On the way back from Florida, we swung through North Carolina and visited some great old friends. Whilst the experience of catching up with people we used to spend significant amounts of (pre-kid) time with was fantastic this little side trip caused me some jarring realizations.
When we lived in this town (Wilson) the height of my cell phone tech was an Erickson T28, which was just a little less cool than the Motorola Startech that was out around the same time. No Facebook, no Flappy Birds and certainly no Google Maps. Even a portable GPS wasn't a low cost commodity at the time. And why did I need it? I could find my way from one side of the city to the other without a problem. Blindfold me and drop me pretty much anywhere and I could find my way home. Not that Wilson was huge but it's spread out enough and I knew it well.
Fast forward 10 years and I find myself arriving in Wilson, in the dark having been guided 600 mind numbing Interstate 95 miles from Florida. As we pulled off the Interstate I recognized road numbers and street names but it had been a while and so did not immediately recognize where I was. This spatial laziness, induced by total reliance on the 4" screen in front of me, dented my otherwise excellent record (and pride) in having a good sense of direction. Granted, new buildings had sprouted up, old ones torn down or repurposed and it was dark but really? I lived there for 6 years. When we were in Holland I drove straight to my childhood home (unaided) and the most advanced mode of transport I had driven there previously was a bycicle when I was 12 years old!

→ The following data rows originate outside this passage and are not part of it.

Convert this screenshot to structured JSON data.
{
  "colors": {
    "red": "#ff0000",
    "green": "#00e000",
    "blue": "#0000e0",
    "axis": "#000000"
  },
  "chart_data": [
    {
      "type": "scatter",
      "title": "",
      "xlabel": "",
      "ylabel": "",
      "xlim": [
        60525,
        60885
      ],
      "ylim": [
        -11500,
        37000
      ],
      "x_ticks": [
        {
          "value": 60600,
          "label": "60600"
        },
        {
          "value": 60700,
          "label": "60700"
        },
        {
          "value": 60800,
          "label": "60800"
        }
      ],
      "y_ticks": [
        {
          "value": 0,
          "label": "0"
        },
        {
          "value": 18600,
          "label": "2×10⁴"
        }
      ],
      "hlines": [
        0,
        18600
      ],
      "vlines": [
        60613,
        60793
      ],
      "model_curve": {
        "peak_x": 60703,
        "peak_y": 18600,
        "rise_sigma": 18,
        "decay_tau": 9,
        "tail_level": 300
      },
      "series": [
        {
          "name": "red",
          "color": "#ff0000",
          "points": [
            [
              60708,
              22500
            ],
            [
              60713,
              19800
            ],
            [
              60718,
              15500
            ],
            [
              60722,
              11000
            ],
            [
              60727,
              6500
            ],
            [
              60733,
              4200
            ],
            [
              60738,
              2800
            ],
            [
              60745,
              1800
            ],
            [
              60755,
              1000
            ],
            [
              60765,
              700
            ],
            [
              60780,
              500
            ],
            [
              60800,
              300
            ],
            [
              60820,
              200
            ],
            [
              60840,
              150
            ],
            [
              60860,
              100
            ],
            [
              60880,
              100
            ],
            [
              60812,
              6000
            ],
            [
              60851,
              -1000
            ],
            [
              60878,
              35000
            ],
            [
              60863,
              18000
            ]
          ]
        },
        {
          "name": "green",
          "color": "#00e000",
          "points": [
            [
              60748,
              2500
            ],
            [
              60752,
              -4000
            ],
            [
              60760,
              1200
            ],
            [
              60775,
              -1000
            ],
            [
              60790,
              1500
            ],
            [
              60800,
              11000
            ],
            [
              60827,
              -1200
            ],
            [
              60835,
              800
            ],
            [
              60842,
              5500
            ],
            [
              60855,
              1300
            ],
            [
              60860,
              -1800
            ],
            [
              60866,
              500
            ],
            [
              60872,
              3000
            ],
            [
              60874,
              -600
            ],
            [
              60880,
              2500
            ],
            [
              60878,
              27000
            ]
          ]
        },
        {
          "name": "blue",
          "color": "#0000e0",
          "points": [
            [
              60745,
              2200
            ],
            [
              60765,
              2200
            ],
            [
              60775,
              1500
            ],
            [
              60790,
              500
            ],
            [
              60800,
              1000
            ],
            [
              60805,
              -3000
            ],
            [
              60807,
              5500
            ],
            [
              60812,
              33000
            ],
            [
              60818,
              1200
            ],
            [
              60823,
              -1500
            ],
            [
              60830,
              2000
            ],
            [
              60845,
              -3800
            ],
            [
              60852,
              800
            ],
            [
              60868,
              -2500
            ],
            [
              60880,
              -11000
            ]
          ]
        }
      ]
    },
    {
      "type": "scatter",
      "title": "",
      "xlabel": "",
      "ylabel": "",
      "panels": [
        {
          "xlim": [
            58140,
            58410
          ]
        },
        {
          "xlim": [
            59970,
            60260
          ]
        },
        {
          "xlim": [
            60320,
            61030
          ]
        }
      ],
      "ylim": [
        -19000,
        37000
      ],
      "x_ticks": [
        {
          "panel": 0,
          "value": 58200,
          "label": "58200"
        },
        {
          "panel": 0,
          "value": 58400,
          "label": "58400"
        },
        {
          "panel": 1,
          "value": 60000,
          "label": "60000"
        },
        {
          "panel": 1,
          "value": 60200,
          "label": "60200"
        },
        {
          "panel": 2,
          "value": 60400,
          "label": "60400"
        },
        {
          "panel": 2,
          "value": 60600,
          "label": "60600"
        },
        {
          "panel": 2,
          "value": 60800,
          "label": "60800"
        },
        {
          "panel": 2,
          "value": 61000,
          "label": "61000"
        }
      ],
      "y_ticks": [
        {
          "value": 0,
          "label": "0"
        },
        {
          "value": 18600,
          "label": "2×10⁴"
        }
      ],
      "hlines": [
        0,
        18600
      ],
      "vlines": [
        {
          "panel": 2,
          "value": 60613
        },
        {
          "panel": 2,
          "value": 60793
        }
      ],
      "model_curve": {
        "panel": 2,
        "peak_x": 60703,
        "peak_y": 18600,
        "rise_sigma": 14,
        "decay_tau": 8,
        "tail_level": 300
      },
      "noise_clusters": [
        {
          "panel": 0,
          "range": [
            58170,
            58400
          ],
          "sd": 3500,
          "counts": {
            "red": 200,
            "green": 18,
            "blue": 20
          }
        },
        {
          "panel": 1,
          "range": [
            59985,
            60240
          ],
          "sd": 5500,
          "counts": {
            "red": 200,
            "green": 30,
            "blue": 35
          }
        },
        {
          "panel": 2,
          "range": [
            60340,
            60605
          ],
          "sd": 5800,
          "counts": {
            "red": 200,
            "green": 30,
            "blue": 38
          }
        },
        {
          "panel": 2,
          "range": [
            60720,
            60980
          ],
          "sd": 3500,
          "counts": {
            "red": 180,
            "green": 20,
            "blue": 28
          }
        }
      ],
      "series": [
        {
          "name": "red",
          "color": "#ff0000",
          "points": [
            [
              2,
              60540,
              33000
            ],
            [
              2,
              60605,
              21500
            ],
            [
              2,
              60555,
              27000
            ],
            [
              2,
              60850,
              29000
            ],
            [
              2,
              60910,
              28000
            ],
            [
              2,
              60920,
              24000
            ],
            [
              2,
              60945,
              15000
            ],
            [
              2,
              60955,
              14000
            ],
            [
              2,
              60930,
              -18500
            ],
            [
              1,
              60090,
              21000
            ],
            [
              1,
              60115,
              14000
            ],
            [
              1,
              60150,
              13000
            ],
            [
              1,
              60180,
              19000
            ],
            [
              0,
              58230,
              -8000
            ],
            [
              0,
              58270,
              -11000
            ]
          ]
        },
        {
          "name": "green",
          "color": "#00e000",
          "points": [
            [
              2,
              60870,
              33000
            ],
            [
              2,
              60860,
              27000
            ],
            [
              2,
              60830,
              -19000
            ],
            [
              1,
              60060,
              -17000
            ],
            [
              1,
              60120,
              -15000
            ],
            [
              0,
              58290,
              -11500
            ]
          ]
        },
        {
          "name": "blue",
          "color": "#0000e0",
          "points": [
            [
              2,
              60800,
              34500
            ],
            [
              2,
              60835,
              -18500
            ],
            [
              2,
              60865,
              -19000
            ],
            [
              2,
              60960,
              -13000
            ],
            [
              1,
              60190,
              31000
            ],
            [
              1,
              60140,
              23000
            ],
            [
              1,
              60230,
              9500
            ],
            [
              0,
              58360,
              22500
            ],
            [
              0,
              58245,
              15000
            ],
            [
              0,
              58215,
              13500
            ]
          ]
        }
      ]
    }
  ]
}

Blind reliance on Google Maps turned off my awareness of landmarks and geography that would otherwise have guided to a destination I should be very familiar with.
The second in my face demonstration of technological "development" was the realization of just how much social media isolates us from our friends. Seeing our wonderful old partners in crime again, after having moved away, had kids (both couples) and other significant life changes, made all the Facebook status updates pale in comparison to the visceral experience of spending time together. A Facebook timeline does not and did not make me realize how much I had missed my friends. Indeed, how much I had missed. Sure, I had followed along with the posts on vacations, kids sporting events, exclamations of enjoyable weather or food. But what of the gaps of life inbetween posts? What about the less carefully curated "status updates" we frequently shared over food, wine and beer? When we shared not only our successes but our fears, hopes and wishes (and maybe just a little Rick Springfield). Where did those go when we moved away? Where do they go to now once we've Liked and commented?
Seeing our friends again was a little like coming home. Not necessarily in the physical sense but in the heart and spirit. That's something that social media cannot create, at least not yet. I, like many I have spoken to, attest to the benefits of Facebook for "keeping up" with our friends and family. But I should not forget that it won't replace the dynamic back and forth of live conversation, of immediately seeing the reaction to a joke or a hurt, to sharing in common community with people we love. That's seems easy for me to forget as I scroll though the daily news feed instead of picking up the phone or taking a road trip.